To that end, Wysocki sort of blames this whole mess on Kant. Kant's philosophy of formal aesthetics breaks down our perception of the world, and in particular of beauty, into a quantifiable science. Through understanding, we morph primal sensation into concepts. Through reason, we create a concept of freedom from our instinctual sense of duty. Beauty is a mathematical equation:
Nature + Law = Beauty
"When we see an object in which nature and law are harmonized, it is beautiful" (162)
By stepping away from the natural world, we shape our emotion and instinct into a universally shared higher thought and act with disinterest towards all objects that fit in this model of beauty and with judgement an all things that do not. In this sense, Wysocki claims that Kant's aesthetics are gendered in his rejection of emotion and instinct, both things that are culturally tied to women to this day. Mary Shelley's Frankenstein is used as an excellent example of what Kant's thinking would inevitably produce: a high functioning, very brilliant, sociopath with no emotional or instinctual connection to other people. Wendy Steiner argues in Wysocki's essay that without the human connectivity historically attributed to women and considered inferior, we would all be Frankensteinian monsters.

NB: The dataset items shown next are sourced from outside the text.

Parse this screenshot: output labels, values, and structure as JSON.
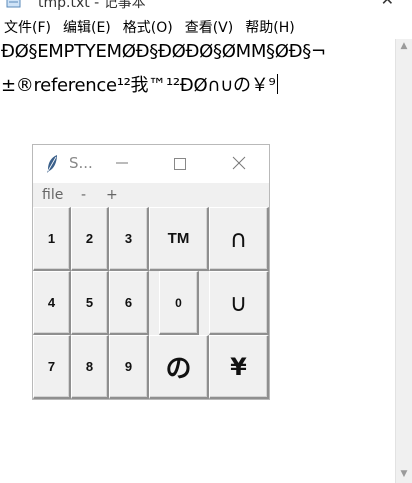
{
  "notepad": {
    "title": "tmp.txt - 记事本",
    "menus": [
      "文件(F)",
      "编辑(E)",
      "格式(O)",
      "查看(V)",
      "帮助(H)"
    ],
    "lines": [
      "ÐØ§EMPTYEMØÐ§ÐØÐØ§ØMM§ØÐ§¬",
      "±®reference¹²我™¹²ÐØ∩∪の￥⁹"
    ]
  },
  "tk_window": {
    "title": "S...",
    "menus": [
      "file",
      "-",
      "+"
    ],
    "buttons": {
      "b1": "1",
      "b2": "2",
      "b3": "3",
      "b_tm": "TM",
      "b_cap": "∩",
      "b4": "4",
      "b5": "5",
      "b6": "6",
      "b0": "0",
      "b_cup": "∪",
      "b7": "7",
      "b8": "8",
      "b9": "9",
      "b_no": "の",
      "b_yen": "¥"
    }
  }
}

Wysocki goes further into the harmfulness of this type of gendering that Kent
(intentionally?
unintentionally?)
creates
and modern design principles
have followed through with
to this day.
She claims that due to Kant's aesthetics not valuing "the particular and the messy" (168), our culture is subconsciously taught to judge anything that doesn't formally comply with the pre-determined and purportedly "universally" accepted views of beauty. Wysocki claims that the abstracting of the human form through breaking people down to their design elements is dangerous and dehumanizing because it not only strips away the human elements of empathy, it labels human connectivity as universally unnecessary to realizing the potential of the human psyche.
The solution Wysocki offers is hardly revolutionary in theory, but may prove to be far more difficult in practice. She suggests that instead of using Kant's idea of a "universal beauty," we instead see beauty as a conversation between a person and an Other. Basically, beauty needs to go back to the eye of the beholder and not Big Brother. Beauty should be a conversation between myself and thing that I find beautiful which is subjective and imperfect by Kant's standards, but exists the in physical word I interact with every day.
While I agree that this may indeed be an answer to the disinterested and inhuman breakdown of form and beauty, I feel that our culture is so well indoctrinated with this idea of universal beauty, that I can't even begin to predict what a first step in this direction would be. Even as I type this, I find myself thinking that a return to personal relationships with beauty and an emotional connection to art sounds counterproductive and useless and like such a thing a woman would say
because that is what I have been taught all my life to think.
And that is the very reason this learned idea beauty is dangerous.
Not only because it treats objects and people
like they are objective and quantifiable
when nothing
could be
further
from
the
t
r
u
t
h
But because by it's perpetration over hundreds of years,
no one bothers to challenge the idea
and risk being called
"unintelligent"
(no one panic. this was not the weekly assignment, you did not misunderstand/misread. i did a little out of the syllabus reading because i think anne wysocki is my new favorite person and professor peele said this would be okay. again, no one panic. i'm looking at you, amyre. no panicking.)